La porte de son bureau à l’administration communale est toujours ouverte, sauf bien sûr quand elle est en réunion ou en rendez-vous. Cette proximité avec la population, elle l’a voulue ainsi lorsqu’elle a raflé le mayorat au socialiste Arthur Cortis, à la mi-2017, à la suite d’une motion de méfiance constructive. "Parfois, des personnes frappent à ma fenêtre en passant. Il est même déjà arrivé que des livreurs me prennent pour la secrétaire vu que mon bureau se trouve directement à droite lorsque l’on passe la porte, raconte-t-elle en riant. Vis-à-vis du personnel communal, c’est aussi une image d’accessibilité qui me tient à cœur".

Ce n’est pas sans un pincement au cœur que Virginie Defrang-Firket a quitté le Parlement wallon, où elle était députée depuis 2014. "J’aimais beaucoup cette culture du débat, le travail en commission, les questions d’actualité en plénière, etc. J’y ai quitté des amis aussi. Le changement fut assez brutal puisque je suis passée de conseillère communale dans l’opposition à bourgmestre. J’ai tout découvert du jour au lendemain mais je me suis pleinement approprié la fonction. J’ai clairement fait le bon choix. Je me sens bien à la commune et j’y reste. Si je suis présente sur la liste à la Région, c’est uniquement pour soutenir mon parti", précise-t-elle.

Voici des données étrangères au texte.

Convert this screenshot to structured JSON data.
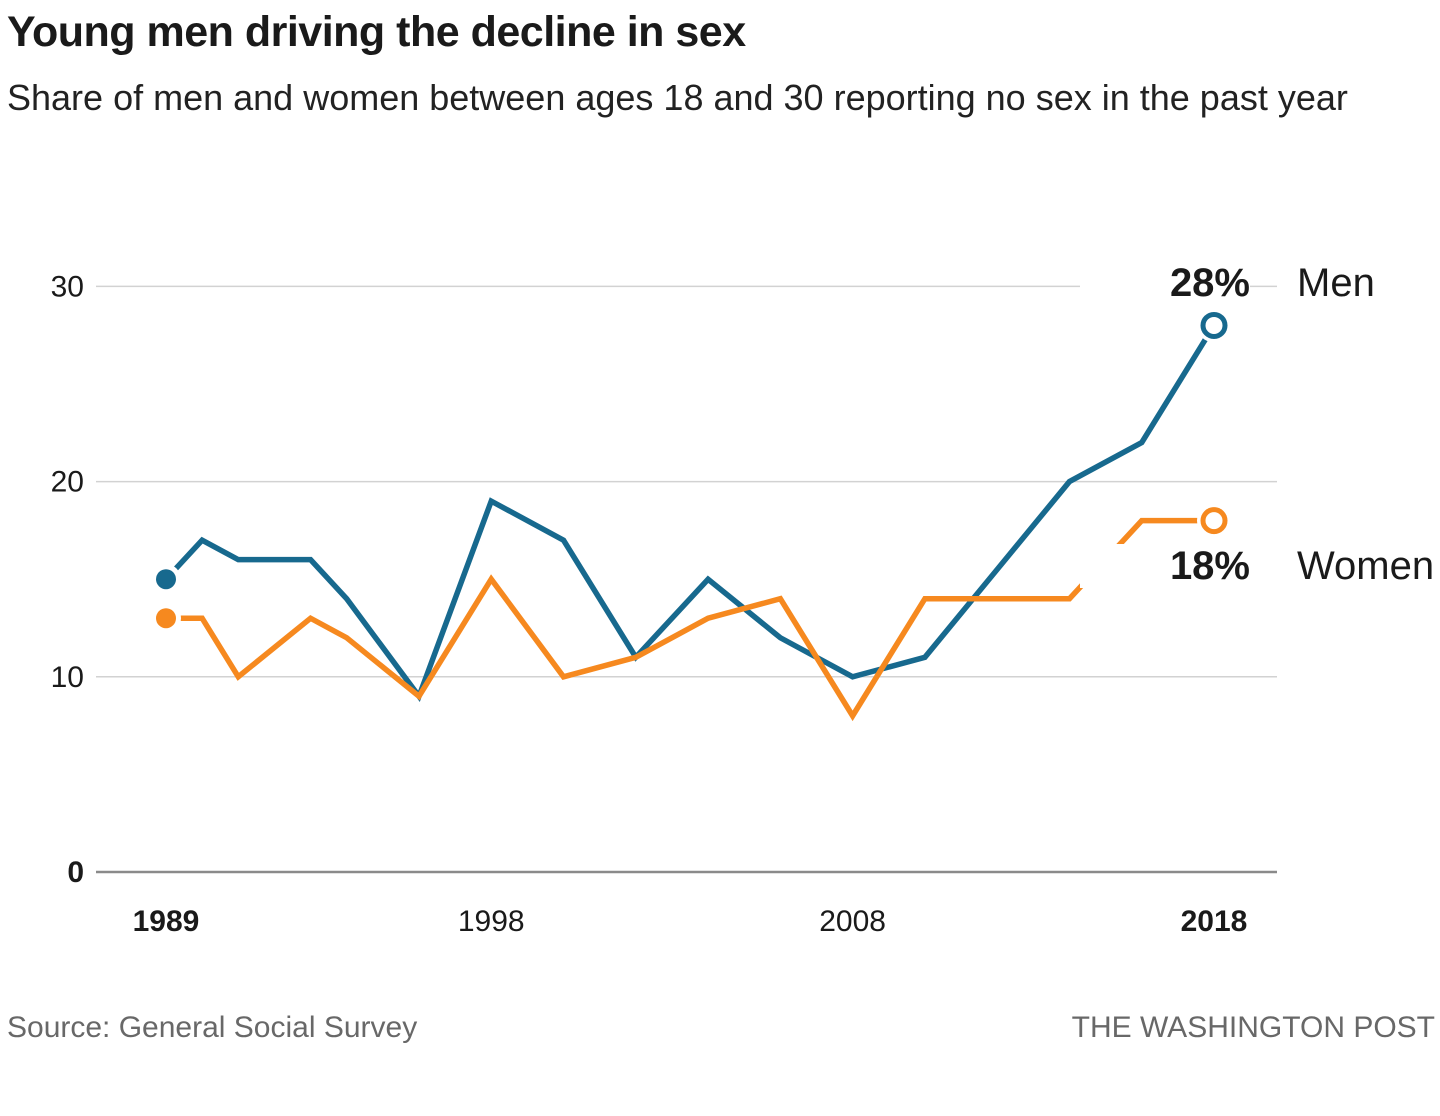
{
  "header": {
    "title": "Young men driving the decline in sex",
    "subtitle": "Share of men and women between ages 18 and 30 reporting no sex in the past year"
  },
  "annotations": {
    "men_value": "28%",
    "men_label": "Men",
    "women_value": "18%",
    "women_label": "Women"
  },
  "footer": {
    "source": "Source: General Social Survey",
    "credit": "THE WASHINGTON POST"
  },
  "colors": {
    "men": "#17698e",
    "women": "#f6891f",
    "grid": "#d2d2d2",
    "axis": "#8a8a8a",
    "text_dark": "#1a1a1a",
    "text_gray": "#686868"
  },
  "chart_data": {
    "type": "line",
    "title": "Young men driving the decline in sex",
    "subtitle": "Share of men and women between ages 18 and 30 reporting no sex in the past year",
    "x": [
      1989,
      1990,
      1991,
      1993,
      1994,
      1996,
      1998,
      2000,
      2002,
      2004,
      2006,
      2008,
      2010,
      2012,
      2014,
      2016,
      2018
    ],
    "series": [
      {
        "name": "Men",
        "color": "#17698e",
        "values": [
          15,
          17,
          16,
          16,
          14,
          9,
          19,
          17,
          11,
          15,
          12,
          10,
          11,
          15.5,
          20,
          22,
          28
        ],
        "end_label": "28%"
      },
      {
        "name": "Women",
        "color": "#f6891f",
        "values": [
          13,
          13,
          10,
          13,
          12,
          9,
          15,
          10,
          11,
          13,
          14,
          8,
          14,
          14,
          14,
          18,
          18
        ],
        "end_label": "18%"
      }
    ],
    "yticks": [
      0,
      10,
      20,
      30
    ],
    "xticks": [
      1989,
      1998,
      2008,
      2018
    ],
    "ylim": [
      0,
      30
    ],
    "xlim": [
      1989,
      2018
    ],
    "grid": "horizontal",
    "legend_position": "right-of-line-ends"
  }
}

Et manifestement, bon nombre de Neupréens et Neupréennes estiment aussi que sa place est à la commune vu qu’elle a plus que doublé son score personnel aux élections communales de 2018 (1 657 voix contre 712 en 2012)…

Participation citoyenne

Et pour renforcer davantage cette confiance qui lui est témoignée, la bourgmestre, maman de deux grands garçons et d’une ado, est favorable à la création de structures misant sur la participation citoyenne et encourageant le dialogue, comme le conseil consultatif de l’agriculture ou encore des groupes fermés de médiation sur Facebook destinés à apaiser des tensions entre jeunes et riverains.

"Cette dynamique, à laquelle la police est associée, a déjà été instaurée à trois reprises. En mettant les jeunes et riverains en contact, ils prennent conscience des réalités de chacun et ça marche. À Rotheux, il n’y a plus de problèmes".